Мэй вышла из сна-медитации. Теперь она не спала, как и все миньоны – мастер говорил, что это слишком опасно, нельзя доверять свое тело подсознанию на многие часы забытья. Пламя надо держать под контролем все время.

Она прошла лишь половину круга медитации, что же ее разбудило? Мэй прислушалась. Все тихо. Теперь здесь очень тихо, туата ходят бесшумно, да их и нет во внутренних покоях дворца – они не любят слишком близко подходить к Вратам Фейри, стоят лагерем за стенами. К тому же и сам Фреймус не очень желал ежедневно лицезреть союзников. Он не доверял первым, и Мэй тоже. Их намерения невозможно прочитать, они похожи на кристаллы кварца в лунном свете – переливаются одним и тем же сиянием все время, постоянные и неизменные. Вечные. От этого спокойствия вечности Мэй охватывала странная ярость – словно туата были чем-то, что противоречило самой ее натуре.

Шум от тренировки големов, кукол и бойцов "Балора" тоже сюда не долетает – они отрабатывают навыки командных операций на дворцовой площади, рядом с усыпальницей Спящего Короля. Здесь только она, Фреймус и Зорич в герметичном саркофаге. Андрей…

Мэй вскочила. Вот что ее разбудило! Тонкое дрожание нити, связывающее ее и Андрея, нити, протянутой во тьме, незаметной для остальных миньонов, ясно различимой лишь ею. Что-то происходит с Андреем, прямо сейчас, его пламя разгорается, волнуется, оттенки его колеблются.

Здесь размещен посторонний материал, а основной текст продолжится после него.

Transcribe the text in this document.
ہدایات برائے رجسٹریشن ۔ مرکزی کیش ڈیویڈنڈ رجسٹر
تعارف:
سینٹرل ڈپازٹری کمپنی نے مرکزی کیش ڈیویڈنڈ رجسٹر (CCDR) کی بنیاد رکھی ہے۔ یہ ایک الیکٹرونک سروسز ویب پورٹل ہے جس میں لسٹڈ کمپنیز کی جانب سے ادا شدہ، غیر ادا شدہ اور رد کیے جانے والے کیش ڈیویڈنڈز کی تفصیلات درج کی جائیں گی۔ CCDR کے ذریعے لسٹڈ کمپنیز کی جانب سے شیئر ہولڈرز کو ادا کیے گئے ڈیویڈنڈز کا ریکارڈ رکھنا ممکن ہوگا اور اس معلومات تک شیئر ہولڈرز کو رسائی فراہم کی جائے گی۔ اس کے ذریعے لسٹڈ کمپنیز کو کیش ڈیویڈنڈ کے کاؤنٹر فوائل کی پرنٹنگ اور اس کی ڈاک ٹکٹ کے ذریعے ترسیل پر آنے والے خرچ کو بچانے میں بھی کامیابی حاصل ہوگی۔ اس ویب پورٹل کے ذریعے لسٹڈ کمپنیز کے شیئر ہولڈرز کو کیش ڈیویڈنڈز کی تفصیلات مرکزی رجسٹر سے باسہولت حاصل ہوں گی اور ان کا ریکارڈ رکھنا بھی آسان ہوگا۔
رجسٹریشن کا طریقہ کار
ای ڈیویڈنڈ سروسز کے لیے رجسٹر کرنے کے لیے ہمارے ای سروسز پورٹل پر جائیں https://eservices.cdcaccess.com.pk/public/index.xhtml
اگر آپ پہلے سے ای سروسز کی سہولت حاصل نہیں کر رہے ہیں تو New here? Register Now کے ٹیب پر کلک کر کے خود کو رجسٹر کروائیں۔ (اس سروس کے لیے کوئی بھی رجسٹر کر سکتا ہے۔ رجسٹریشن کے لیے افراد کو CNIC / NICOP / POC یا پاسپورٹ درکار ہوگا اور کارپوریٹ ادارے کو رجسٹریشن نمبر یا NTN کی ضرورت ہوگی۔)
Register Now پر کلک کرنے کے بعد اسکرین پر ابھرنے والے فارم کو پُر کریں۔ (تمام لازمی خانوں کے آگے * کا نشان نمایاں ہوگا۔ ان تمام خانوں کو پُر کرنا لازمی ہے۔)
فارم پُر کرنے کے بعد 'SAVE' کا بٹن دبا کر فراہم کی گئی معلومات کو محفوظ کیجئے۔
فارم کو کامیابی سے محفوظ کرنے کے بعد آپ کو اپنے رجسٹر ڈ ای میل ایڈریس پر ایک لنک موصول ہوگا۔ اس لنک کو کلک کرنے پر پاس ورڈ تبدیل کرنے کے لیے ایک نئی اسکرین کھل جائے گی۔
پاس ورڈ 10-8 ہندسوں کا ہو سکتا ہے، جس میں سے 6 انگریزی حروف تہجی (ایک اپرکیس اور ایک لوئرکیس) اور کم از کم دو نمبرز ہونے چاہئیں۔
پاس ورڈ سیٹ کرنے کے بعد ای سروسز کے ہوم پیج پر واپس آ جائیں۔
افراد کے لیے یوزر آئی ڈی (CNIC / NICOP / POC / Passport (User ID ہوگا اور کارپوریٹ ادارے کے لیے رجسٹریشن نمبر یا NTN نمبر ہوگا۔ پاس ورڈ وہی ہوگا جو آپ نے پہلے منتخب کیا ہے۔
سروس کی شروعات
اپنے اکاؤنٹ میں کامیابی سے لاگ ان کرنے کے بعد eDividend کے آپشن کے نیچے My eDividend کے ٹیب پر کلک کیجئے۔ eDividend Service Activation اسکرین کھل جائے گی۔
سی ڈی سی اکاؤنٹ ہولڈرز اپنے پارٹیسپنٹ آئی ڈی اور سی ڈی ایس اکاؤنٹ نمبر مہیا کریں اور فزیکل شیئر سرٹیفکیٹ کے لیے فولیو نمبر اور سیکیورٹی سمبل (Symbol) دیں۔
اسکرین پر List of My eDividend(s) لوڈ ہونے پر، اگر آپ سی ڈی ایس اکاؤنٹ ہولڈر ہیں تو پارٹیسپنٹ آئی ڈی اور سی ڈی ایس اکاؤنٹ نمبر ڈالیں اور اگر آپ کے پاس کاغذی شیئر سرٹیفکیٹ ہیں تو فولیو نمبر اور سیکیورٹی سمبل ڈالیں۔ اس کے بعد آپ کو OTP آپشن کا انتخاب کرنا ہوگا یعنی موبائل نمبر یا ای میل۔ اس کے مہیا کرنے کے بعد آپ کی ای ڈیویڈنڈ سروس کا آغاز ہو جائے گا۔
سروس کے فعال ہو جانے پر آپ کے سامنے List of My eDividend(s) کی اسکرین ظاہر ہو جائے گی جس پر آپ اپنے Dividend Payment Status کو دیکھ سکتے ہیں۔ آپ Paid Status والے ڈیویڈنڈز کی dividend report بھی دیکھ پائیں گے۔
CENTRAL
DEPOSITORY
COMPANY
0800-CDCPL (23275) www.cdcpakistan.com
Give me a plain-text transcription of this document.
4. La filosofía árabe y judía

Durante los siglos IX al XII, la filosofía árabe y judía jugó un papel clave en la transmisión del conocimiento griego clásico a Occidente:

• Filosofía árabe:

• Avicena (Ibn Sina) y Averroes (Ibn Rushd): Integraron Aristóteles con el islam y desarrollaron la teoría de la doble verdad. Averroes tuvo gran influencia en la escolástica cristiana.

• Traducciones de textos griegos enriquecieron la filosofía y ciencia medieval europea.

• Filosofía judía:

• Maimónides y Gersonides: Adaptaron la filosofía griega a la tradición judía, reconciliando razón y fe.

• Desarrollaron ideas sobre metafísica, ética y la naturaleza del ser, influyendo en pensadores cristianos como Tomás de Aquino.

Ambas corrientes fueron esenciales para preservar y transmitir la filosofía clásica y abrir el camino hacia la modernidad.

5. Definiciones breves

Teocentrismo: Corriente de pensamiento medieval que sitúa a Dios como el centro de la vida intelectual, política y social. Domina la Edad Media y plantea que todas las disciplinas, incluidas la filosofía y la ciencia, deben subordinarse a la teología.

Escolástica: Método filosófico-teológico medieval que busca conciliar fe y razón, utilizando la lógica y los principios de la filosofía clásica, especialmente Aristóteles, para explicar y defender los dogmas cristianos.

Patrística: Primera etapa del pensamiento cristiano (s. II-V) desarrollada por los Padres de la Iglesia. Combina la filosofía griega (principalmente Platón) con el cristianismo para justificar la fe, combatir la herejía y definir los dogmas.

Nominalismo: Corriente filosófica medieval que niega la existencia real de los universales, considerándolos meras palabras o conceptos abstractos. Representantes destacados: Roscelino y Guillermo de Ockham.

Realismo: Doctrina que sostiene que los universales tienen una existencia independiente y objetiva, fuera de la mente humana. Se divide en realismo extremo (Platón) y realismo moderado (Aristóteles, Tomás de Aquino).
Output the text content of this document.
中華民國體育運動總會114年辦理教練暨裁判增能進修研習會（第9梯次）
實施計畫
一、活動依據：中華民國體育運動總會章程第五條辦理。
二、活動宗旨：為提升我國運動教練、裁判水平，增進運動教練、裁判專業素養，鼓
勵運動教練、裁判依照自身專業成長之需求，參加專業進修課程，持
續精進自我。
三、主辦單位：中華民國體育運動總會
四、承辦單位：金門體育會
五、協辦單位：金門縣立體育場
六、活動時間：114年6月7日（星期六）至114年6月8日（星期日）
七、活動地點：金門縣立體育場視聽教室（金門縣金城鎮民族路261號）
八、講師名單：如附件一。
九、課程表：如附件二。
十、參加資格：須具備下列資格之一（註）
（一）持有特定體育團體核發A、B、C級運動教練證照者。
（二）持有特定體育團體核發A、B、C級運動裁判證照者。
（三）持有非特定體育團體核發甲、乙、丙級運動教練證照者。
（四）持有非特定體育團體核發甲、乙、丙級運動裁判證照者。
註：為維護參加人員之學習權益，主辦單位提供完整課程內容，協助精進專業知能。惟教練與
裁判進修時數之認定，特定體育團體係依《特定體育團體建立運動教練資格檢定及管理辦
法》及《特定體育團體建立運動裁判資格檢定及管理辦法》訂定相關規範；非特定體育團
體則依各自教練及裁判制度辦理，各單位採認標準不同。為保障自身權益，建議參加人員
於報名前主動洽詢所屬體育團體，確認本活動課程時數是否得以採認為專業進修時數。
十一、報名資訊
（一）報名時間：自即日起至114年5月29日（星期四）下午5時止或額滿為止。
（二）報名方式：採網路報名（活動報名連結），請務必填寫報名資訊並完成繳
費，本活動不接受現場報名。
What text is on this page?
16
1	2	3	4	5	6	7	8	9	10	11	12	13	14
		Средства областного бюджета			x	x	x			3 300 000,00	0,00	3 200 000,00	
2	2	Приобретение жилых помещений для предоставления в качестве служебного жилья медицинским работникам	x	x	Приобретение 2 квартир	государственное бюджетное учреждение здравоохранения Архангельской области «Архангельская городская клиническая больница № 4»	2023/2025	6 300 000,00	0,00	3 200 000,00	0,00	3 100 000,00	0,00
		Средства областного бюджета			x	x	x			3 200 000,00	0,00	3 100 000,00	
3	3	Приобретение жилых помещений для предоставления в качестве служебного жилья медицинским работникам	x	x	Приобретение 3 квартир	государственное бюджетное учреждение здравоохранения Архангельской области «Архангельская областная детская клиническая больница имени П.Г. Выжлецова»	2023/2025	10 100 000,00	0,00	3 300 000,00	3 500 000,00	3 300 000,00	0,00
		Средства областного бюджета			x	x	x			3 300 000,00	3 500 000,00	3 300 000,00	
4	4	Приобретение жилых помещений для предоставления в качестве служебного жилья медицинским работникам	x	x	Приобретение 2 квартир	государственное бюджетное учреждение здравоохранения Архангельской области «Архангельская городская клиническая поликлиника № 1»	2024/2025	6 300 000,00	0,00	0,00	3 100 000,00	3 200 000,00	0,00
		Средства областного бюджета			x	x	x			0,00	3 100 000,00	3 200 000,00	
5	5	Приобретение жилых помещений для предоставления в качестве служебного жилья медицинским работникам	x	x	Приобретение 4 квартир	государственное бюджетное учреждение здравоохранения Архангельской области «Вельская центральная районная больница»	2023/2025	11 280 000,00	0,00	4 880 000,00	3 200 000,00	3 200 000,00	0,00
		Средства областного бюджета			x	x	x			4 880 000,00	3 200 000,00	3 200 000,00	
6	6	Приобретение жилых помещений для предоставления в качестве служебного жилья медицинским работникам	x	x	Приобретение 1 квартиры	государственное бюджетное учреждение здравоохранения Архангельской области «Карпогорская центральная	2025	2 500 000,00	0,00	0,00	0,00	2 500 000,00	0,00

… Мэй Вонг ворвалась на дворцовый склад, испарив двери – они были заперты, а сейчас Мэй ничто не могло остановить. Андрея поместили сюда. Среди бочек с вином, элем и сидром, окороков, подвешенных на крюках, сушеных рыбин размером с небольшую лодку, мешков с зерном, крупами и мукой стоял саркофаг с Зоричем.

Его сюда запихнули как кочан капусты – всегда бесилась Мэй, и теперь это раздражение лишь плеснуло масла в огонь ее ярости.

Массивная крышка сдвинута в сторону, но что происходило с Зоричем, она не видела – обзор перекрывал Альберт Фреймус. В узких черных брюках, безукоризненных темных туфлях и рубашке – Мэй бросились в глаза полосатые подтяжки, на редкость нелепые для повелителя всех темников, – он стоял перед саркофагом раскинув руки, словно пытался обнять огромный шар – больше его самого. Нет – пытался его затолкать обратно, а шар не поддавался. Под рубашкой перекатывались узкие сухие ленты мышц, на шее у Фреймуса проступили жилы, тело было напряжено до кончиков пальцев. Но куда большее напряжение таилось внутри, Мэй видела – раскаленный добела жгут пламени вывивался из рук колдуна и уходил к саркофагу.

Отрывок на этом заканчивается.